Getting PrEP to the patients who need it
A fraction of those eligible for PrEP to prevent HIV infection receive a prescription. Newer drug regimens and updated recommendations can help you reduce that gap.
PRACTICE RECOMMENDATIONS
› Perform routine screening of patients for preexposure prophylaxis (PrEP) eligibility. B
› Prescribe oral or intramuscular PrEP for eligible patients after screening for HIV, other sexually transmitted infections, and hepatitis B, and establishing baseline renal function. A
Strength of recommendation (SOR)
A Good-quality patient-oriented evidence
B Inconsistent or limited-quality patient-oriented evidence
C Consensus, usual practice, opinion, disease-oriented evidence, case series
Data on the impact of Truvada for PrEP on fetal health are still emerging. A large study in Kenya showed no significant differences in preterm birth, low birth weight, or early infant growth, and a randomized, noninferiority trial in South Africa showed no association between Truvada for PrEP and preterm birth or the birth of small-for-gestational-age infants.18,19 There are no definitive studies of breastfeeding infants exposed to Truvada, but data from previous trials of breastfeeding mothers who were taking the individual components that are combined in the Truvada pill indicated there is minimal medication exposure to the infant.5
PrEP studies in the peripartum period to date have been conducted exclusively among cisgender women, and data do not yet reflect the experiences of transgender men, genderqueer people, and nonbinary individuals in the peripartum period.5
Transgender people
Transgender women should be strongly considered candidates for PrEP as they are at an extremely high risk for HIV acquisition.
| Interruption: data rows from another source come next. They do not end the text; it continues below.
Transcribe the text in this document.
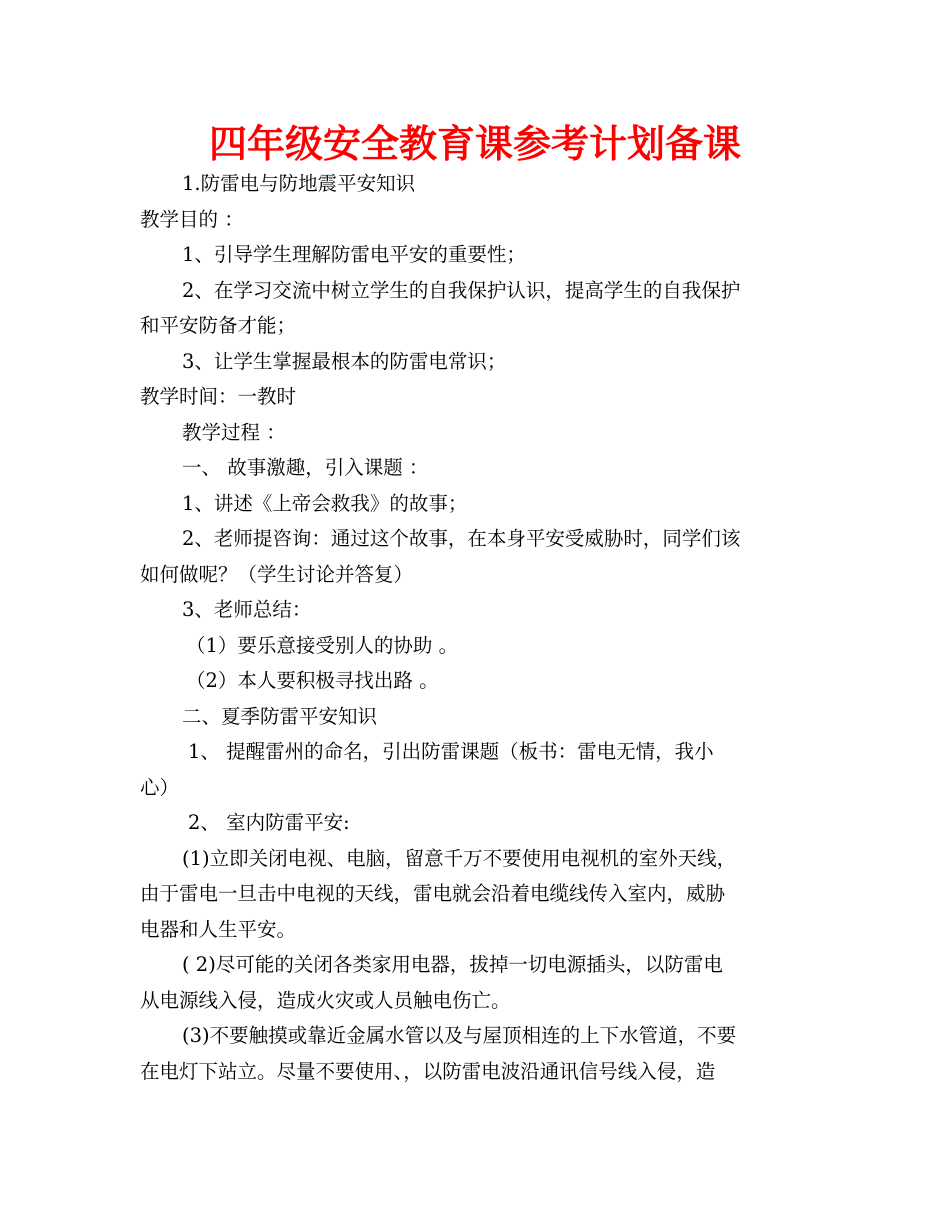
四年级安全教育课参考计划备课
1.防雷电与防地震平安知识
教学目的 ：
1、引导学生理解防雷电平安的重要性；
2、在学习交流中树立学生的自我保护认识，提高学生的自我保护
和平安防备才能；
3、让学生掌握最根本的防雷电常识；
教学时间：一教时
教学过程 ：
一、 故事激趣，引入课题 ：
1、讲述《上帝会救我》的故事；
2、老师提咨询：通过这个故事，在本身平安受威胁时，同学们该
如何做呢？（学生讨论并答复）
3、老师总结：
（1）要乐意接受别人的协助 。
（2）本人要积极寻找出路 。
二、夏季防雷平安知识
1、 提醒雷州的命名，引出防雷课题（板书：雷电无情，我小
心）
2、 室内防雷平安:
(1)立即关闭电视、电脑，留意千万不要使用电视机的室外天线，
由于雷电一旦击中电视的天线，雷电就会沿着电缆线传入室内，威胁
电器和人生平安。
( 2)尽可能的关闭各类家用电器，拔掉一切电源插头，以防雷电
从电源线入侵，造成火灾或人员触电伤亡。
(3)不要触摸或靠近金属水管以及与屋顶相连的上下水管道，不要
在电灯下站立。尽量不要使用、，以防雷电波沿通讯信号线入侵，造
The most recent National HIV Behavioral Surveillance survey found that approximately 42% of transgender women were living with HIV.20 The survey revealed stark racial and ethnic disparities among transgender women living with HIV: 62% identified as Black/African American, compared with 35% Hispanic/Latina and 17% White.20
Transgender women report high rates of sexual assault, unprotected receptive anal sex, commercial sex work, homelessness, mental health disorders, and substance use, putting them at increased risk for HIV acquisition.21 However, transgender women are less likely to have discussed PrEP with a clinician, are less likely to be on PrEP even when interested in starting, and have higher rates of medication nonadherence compared with cisgender MSM.21,22 PrEP has not been found to decrease levels of feminizing hormones; however, studies are mixed as to whether feminizing hormones decrease Truvada concentrations in rectal mucosa, so clinicians should emphasize the importance of daily medication adherence.23
Transgender men have not been included in any PrEP trials, so no specific recommendations are available.